Namun, kata Febri, KPK memiliki kewajiban mengumpulkan semua bukti untuk memenuhi unsur-unsur yang ada mulai dari apakah itu perbuatan melawan hukum, kerugian keuangan negara, penyalahgunaan wewenang, dan juga unsur pihak yang diperkaya baik memperkaya diri sendiri, orang lain maupun korporasi.

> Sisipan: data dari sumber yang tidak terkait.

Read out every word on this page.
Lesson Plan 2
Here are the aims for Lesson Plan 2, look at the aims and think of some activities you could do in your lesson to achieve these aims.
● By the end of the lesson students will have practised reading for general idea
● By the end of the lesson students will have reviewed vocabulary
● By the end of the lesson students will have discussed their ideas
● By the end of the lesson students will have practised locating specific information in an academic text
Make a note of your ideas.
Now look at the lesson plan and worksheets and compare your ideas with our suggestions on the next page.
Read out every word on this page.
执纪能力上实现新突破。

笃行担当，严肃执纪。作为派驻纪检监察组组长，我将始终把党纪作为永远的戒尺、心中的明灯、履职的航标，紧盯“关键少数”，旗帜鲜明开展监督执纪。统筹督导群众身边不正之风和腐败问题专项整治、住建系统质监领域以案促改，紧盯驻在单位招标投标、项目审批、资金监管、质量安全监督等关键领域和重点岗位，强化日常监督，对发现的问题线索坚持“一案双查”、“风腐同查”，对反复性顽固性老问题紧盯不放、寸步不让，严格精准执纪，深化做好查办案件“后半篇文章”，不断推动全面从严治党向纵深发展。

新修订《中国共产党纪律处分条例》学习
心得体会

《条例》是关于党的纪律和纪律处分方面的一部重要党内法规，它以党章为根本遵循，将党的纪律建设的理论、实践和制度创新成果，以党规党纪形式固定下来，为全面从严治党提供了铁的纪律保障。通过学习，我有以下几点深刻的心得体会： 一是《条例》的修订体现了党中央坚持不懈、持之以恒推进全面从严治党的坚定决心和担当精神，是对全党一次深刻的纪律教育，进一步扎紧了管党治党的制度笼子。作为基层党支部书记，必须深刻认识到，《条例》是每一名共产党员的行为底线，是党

"Jadi, tiga hal itu yang kami akan buktikan nanti dalam proses pemeriksaan dan akan kami dalami lebih lanjut. Memperkaya diri sendirinya itu ada atau tidak, kalau ada berapa, orang lainnya itu siapa atau korporasinya itu siapa, tentu itu akan kami proses dalam tahap penyidikan ini," kata Febri.
Lebih lanjut ia mengatakan, pada tahap penyidikan awal ini tentu KPK melihat tidak hanya perbuatan yang dilakukan oleh tersangka Syafruddin Arsyad Tumenggung (SAT) sebagai Ketua Badan Penyehatan Perbankan Nasional (BPPN) pada saat itu.
"Tentu saja perbuatan dari tersangka ini harus dilihat posisi hubungan dan kewenangannya dengan instansi lain atau pejabat-pejabat yang lainnya," katanya.
Karena itu, menurut Febri, KPK membutuhkan keterangan saksi-saksi pada proses penyelidikan, dan KPK sudah melakukan permintaan keterangan terhadap 32 saksi dari berbagai unsur.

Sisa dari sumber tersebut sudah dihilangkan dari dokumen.